This not very fortunate man was born in 1773, some sixteen years before the beginnings of the French Revolution. He was a descendent of Louis XIII, and the eldest son of Philippe, Duke of Orléans. Though very young, he supported the Duke in his stance with the people and against the Monarchy and the Government, being a traditional Orléanist. Both he and his father renounced their titles and called themselves Philipe Égalité.
Louis–Philippe actually fought with the Revolutionary army at Valmy and Jemappes in 1792 when he was nineteen years old, but fouled his nest by combining with his commander Dumouriez in plotting a restored monarchy. Advised to remove himself from France, he fled to Austria, leaving his father the Duke to be arrested by the Committee of Public Safety, where even the new surname Égalité did not save his princely head from falling into the basket on the scaffold. It was November, 1793.
Louis-Philippe returned from Austria a very rich man, one of the richest in Europe, and my researches have not explained why. Perhaps the reason is that he was involved in a scheme thought up by the actual king Charles X (q.v.) to provide ample compensation to émigrés whose properties had been sold during the Revolution. He rapidly mixed with Parisians, wore a silk top hat and had ten children with his wife; numberless with his mistresses.
When Charles X fell in the July Revolution, the Bourbon Dynasty came ignominiously to an end and Louis-Philippe, as an Órleans, was chosen by the government to become king. He was named simply Louis-Philippe, King of the French. It was 1830.
He promptly accepted a revised Charter which permitted the French parliament to initiate new legislation and doubled the electorate to the not oversize total of 170,000, or 2.8% of the male population. Women, who had played a very prominent part in the Revolution, still did not have the vote. Roman Catholicism ceased to be the official religion, but was recognised by Napoleon’s ‘Concordat’ as the faith of the majority of French citizens.

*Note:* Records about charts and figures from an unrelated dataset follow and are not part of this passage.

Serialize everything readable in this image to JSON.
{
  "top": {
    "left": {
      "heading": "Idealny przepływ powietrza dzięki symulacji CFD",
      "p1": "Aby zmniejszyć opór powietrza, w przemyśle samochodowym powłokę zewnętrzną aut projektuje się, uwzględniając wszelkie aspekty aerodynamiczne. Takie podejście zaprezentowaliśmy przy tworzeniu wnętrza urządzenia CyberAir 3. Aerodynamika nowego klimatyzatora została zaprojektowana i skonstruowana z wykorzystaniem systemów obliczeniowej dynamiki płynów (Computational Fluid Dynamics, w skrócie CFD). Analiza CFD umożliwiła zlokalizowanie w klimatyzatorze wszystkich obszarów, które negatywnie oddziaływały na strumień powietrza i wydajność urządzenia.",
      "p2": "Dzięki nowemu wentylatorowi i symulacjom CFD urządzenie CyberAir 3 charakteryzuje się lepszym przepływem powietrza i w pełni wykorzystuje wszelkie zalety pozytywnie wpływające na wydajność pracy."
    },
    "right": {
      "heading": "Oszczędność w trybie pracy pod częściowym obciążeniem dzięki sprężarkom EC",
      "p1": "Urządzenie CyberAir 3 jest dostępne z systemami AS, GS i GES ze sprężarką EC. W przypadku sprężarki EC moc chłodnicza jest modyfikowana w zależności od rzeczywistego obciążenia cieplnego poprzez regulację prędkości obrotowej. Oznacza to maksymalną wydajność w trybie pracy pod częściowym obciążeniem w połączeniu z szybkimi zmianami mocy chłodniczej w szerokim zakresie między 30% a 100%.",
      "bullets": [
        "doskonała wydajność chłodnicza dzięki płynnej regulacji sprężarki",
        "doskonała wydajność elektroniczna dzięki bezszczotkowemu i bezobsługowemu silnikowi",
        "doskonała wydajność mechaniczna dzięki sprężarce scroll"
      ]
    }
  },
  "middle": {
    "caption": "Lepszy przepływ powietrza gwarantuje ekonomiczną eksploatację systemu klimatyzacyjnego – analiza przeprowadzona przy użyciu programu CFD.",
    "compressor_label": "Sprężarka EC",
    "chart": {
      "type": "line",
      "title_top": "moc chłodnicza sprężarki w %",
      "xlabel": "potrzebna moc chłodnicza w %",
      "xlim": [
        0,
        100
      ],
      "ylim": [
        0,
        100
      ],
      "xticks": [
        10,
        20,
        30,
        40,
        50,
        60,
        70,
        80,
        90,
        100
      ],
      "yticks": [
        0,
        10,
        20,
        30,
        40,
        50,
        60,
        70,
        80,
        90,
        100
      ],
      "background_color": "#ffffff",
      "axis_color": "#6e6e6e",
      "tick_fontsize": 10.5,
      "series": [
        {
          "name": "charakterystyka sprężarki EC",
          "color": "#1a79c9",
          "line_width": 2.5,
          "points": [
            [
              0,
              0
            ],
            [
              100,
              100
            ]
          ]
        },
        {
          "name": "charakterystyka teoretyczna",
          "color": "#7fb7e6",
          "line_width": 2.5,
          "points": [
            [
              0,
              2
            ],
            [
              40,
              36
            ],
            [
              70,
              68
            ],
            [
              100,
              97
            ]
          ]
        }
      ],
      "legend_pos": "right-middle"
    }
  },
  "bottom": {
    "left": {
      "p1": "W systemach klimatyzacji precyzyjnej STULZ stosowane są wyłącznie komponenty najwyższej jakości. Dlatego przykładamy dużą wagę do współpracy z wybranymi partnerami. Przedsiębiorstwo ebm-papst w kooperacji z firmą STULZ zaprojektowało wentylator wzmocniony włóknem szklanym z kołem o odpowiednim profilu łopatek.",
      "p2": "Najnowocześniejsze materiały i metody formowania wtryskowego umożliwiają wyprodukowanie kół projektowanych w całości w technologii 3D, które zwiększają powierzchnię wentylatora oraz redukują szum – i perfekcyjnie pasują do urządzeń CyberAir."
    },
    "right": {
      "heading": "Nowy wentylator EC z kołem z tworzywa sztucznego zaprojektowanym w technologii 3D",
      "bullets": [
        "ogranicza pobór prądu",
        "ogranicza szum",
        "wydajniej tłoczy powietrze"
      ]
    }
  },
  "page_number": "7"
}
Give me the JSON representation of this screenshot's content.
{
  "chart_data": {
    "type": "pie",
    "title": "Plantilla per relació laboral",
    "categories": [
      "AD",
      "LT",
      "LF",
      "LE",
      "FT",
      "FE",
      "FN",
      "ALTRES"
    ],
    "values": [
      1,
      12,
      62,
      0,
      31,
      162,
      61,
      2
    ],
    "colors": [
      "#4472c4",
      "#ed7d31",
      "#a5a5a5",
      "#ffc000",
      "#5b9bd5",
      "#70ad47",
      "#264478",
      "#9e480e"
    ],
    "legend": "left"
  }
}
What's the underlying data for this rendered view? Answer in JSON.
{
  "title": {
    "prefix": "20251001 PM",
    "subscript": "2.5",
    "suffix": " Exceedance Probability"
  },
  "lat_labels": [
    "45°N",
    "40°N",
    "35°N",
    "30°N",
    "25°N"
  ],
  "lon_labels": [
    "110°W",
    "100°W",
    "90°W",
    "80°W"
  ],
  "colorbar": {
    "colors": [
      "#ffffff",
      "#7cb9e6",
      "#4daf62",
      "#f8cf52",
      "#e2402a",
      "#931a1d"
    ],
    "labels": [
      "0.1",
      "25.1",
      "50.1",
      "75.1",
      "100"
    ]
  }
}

Louis-Philippe was by no means a charming but dumb puppet like Louis XVI. He was certain political power should be in the hands of wealthy men who did not need to be paid for their services to the country. There was no change in the elitist officials who managed the country. The management was based on the land, and was therefore handled by the aristocracy* and of course the Bourgeoisie.
King Louis-Philippe was very conscious of the fact that he was seen as an upstart, a parvenu by other ruling monarchies in Europe and he maintained a low profile in foreign policy. As examples, he made no attempt to take territory by force in Belgium when there was revolt there, refused the offer of the Belgian throne (oh that!) when it was offered to one of his sons, and turned his back when Poland was invaded by Russia in 1831.
To the rest of Europe, all classes who could read newspapers thought that there was certain instability in French politics when there were fifteen governments in ten years, but at least Louis-Philippe got through an Education Act (1833) and restriction on child labour (1841), before things started to go wrong.
Workers in the Lyon silk industry were crushed by the army after complaints were made about cuts in pay – two hundred and seventy-five people were killed; another strike in the same town produced another three hundred deaths, but when anarchists tried to take power in Paris they got no help from the Mob. Nor was there any support for Bonapartism, as shown when Louis Napoleon tried to establish himself illegally in 1836 and 1840. Louis-Philippe narrowly avoided war with England over the Ottoman Empire, but he made his minister Thiers the scapegoat and conflict was avoided.
Foreign Minister Guizot controlled the Government from 1840 without achieving any popularity, because he refused to extend the franchise to the Petite Bourgeoisie. The middle classes were discontented because they saw Louis-Philippe and Minister Guizot as ‘immobile’, as indeed they were. Restrictions were made on public meetings because of fear of what they might lead to, but banquets were oddly enough not seen as public meetings. There followed a ‘banquet campaign’ from August 1847 – February 1848, during which the government was denounced (between courses) and demands were made for franchise reform. It seems that the organisers of these ‘banquet meetings’ did not want a revolution, and when one of the political repasts was banned, the prohibition was accepted meekly enough. Peace could not last, because students, workers and the lower class population of Paris (half of which had no jobs) took to the streets. Barricades were put up, but soldiers fired into the crowd on 23 February 1848, killing fifty-two people.
The authorities were stupid enough to pile corpses on carts which were dragged through the working-class zones of Paris, a provocation serious enough to foment a huge popular uprising. Louis-Philippe at last woke up to the realisation that what had happened to Louis XVI and Marie Antoinette could now easily happen to him and his family. No doubt genuinely wishing to avoid bloodshed, he abdicated rapidly and left the country, establishing himself as a country gentleman in England, where he shortly died in 1850.
*Not all the aristos had been guillotined during the terror. In fact many more agricultural workers throughout France were killed with their families by the middle-class Jacobins. Louis-Philippe was the last king to rule France, though Napoleon III made himself monarch (in 1852) after being elected as President of France in 1848. He brought ruin to the French Empire by fighting the Franco-Prussian War, was deposed, and also finished his life in exile in England.